Concert

Programme Guide

In this concert, the last item forms a kind of synthesis of the two preceding works: in Arnold Schoenberg’s early masterpiece, the “transfiguration” occurs through love, in Richard Strauss’s symphonic poem in death – and at the end of Richard Wagner’s Tristan und Isolde, both moments come together in the “Liebestod” of the titular heroine.

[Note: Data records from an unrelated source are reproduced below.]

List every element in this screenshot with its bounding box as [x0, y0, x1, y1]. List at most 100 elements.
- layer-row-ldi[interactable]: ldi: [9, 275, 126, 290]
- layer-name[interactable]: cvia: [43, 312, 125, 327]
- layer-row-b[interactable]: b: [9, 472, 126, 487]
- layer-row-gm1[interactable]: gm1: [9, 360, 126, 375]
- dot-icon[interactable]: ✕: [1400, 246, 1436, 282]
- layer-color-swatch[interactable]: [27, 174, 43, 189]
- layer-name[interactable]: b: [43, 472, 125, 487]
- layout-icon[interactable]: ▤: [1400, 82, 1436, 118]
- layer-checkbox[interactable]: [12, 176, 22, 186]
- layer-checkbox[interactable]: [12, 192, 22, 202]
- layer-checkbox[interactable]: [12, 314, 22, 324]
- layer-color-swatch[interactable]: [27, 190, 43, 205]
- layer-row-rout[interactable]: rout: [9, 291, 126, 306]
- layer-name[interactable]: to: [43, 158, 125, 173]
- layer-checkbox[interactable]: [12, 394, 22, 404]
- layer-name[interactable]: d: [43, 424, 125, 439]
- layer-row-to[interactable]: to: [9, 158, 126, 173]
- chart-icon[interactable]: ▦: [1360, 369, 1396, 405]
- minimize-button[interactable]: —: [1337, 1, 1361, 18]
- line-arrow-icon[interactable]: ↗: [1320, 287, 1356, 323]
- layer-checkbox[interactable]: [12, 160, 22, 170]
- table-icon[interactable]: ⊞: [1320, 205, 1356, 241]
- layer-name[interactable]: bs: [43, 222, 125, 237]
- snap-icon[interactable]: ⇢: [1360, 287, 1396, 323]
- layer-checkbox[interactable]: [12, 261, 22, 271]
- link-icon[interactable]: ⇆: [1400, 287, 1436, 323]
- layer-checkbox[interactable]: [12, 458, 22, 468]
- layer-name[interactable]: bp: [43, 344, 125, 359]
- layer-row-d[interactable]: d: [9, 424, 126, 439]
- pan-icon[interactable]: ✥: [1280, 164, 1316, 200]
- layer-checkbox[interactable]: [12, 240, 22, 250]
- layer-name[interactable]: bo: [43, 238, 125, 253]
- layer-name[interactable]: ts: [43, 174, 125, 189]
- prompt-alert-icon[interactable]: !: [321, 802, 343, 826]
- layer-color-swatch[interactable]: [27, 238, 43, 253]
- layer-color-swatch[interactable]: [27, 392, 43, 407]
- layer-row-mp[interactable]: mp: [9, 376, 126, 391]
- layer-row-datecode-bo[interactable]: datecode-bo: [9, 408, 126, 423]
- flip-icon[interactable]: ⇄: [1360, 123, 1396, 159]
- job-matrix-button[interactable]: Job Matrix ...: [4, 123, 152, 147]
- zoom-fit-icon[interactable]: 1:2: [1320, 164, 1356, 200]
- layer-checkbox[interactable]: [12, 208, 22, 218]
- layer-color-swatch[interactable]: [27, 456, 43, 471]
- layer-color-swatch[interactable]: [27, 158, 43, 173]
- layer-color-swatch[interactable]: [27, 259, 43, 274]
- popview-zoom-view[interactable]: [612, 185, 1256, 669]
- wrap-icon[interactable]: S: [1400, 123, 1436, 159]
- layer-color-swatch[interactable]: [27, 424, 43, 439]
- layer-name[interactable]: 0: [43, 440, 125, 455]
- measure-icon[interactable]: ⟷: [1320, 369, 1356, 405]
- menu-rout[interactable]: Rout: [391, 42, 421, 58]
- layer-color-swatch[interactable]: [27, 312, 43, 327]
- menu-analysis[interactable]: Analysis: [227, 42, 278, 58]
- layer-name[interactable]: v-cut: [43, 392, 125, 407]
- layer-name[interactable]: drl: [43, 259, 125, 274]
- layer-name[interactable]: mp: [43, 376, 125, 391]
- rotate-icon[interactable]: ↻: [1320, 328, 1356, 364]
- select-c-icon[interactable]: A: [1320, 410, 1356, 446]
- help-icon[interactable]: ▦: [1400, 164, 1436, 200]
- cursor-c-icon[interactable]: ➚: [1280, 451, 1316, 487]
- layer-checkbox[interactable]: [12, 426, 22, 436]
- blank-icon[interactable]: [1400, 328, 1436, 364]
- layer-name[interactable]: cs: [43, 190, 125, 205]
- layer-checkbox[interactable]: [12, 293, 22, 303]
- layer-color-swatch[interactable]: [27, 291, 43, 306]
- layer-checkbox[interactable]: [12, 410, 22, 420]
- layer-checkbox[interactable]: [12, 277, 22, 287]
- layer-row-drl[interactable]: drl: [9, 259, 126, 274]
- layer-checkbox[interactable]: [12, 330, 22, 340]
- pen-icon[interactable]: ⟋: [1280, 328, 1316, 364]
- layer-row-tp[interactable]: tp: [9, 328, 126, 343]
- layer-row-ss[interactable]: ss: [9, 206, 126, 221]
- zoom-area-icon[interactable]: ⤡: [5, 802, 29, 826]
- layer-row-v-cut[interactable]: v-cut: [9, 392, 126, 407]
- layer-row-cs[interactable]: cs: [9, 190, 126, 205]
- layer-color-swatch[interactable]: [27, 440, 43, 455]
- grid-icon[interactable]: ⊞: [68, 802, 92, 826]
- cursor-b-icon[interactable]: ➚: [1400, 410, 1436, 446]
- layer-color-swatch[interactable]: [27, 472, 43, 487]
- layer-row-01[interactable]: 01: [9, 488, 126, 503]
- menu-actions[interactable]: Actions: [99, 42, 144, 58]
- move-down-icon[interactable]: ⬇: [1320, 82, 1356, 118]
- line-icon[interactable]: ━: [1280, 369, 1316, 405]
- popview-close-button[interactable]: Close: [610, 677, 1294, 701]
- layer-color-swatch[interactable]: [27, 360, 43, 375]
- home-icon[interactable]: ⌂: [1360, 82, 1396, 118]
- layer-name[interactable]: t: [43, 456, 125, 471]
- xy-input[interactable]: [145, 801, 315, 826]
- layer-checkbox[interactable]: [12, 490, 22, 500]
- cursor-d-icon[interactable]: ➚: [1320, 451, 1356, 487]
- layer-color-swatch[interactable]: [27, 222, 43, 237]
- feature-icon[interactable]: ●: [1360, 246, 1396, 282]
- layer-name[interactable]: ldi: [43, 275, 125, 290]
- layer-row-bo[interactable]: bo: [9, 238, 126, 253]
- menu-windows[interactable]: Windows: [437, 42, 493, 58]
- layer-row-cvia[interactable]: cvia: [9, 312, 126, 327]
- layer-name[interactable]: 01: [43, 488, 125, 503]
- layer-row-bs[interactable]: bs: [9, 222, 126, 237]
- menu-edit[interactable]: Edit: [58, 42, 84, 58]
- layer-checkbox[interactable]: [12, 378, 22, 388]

The concept of transfiguration comes from Christian tradition: the New Testament reports how the praying Jesus appears to be transformed in the presence of some disciples and his robe and face glow in “brilliant white”. The composers of this programme, however, were concerned with other kinds of transformation: Schoenberg’s tone poem Verklärte Nacht, originally written for string sextet, is based on a poem by Richard Dehmel, which tells of a lovers’ nocturnal walk full of conflict. Tod und Verklärung by Richard Strauss depicts, according to the composer, the pain and memories of a dying person. At the end, “the ideal that he has tried to represent artistically” appears to him, but will only be realised in the afterlife. In the 1890s, Strauss and Schoenberg, whose paths were later to diverge, still appeared to be kindred spirits: both works are characterised by great emotional tension and harmonies influenced by Wagner. And both turn – in the sense of a musical transfiguration – from minor to major at the end. Wagner, on the other hand, dissolves the famous Tristan chord into transcendent beauty at the end of his opera.

As an Italian conductor with a particular affinity for Wagner’s music, Daniele Gatti follows in the tradition of Arturo Toscanini and Claudio Abbado. Since his debut in 1997, he has conducted a number of works from the Romantic and Modern periods with the Berliner Philharmoniker.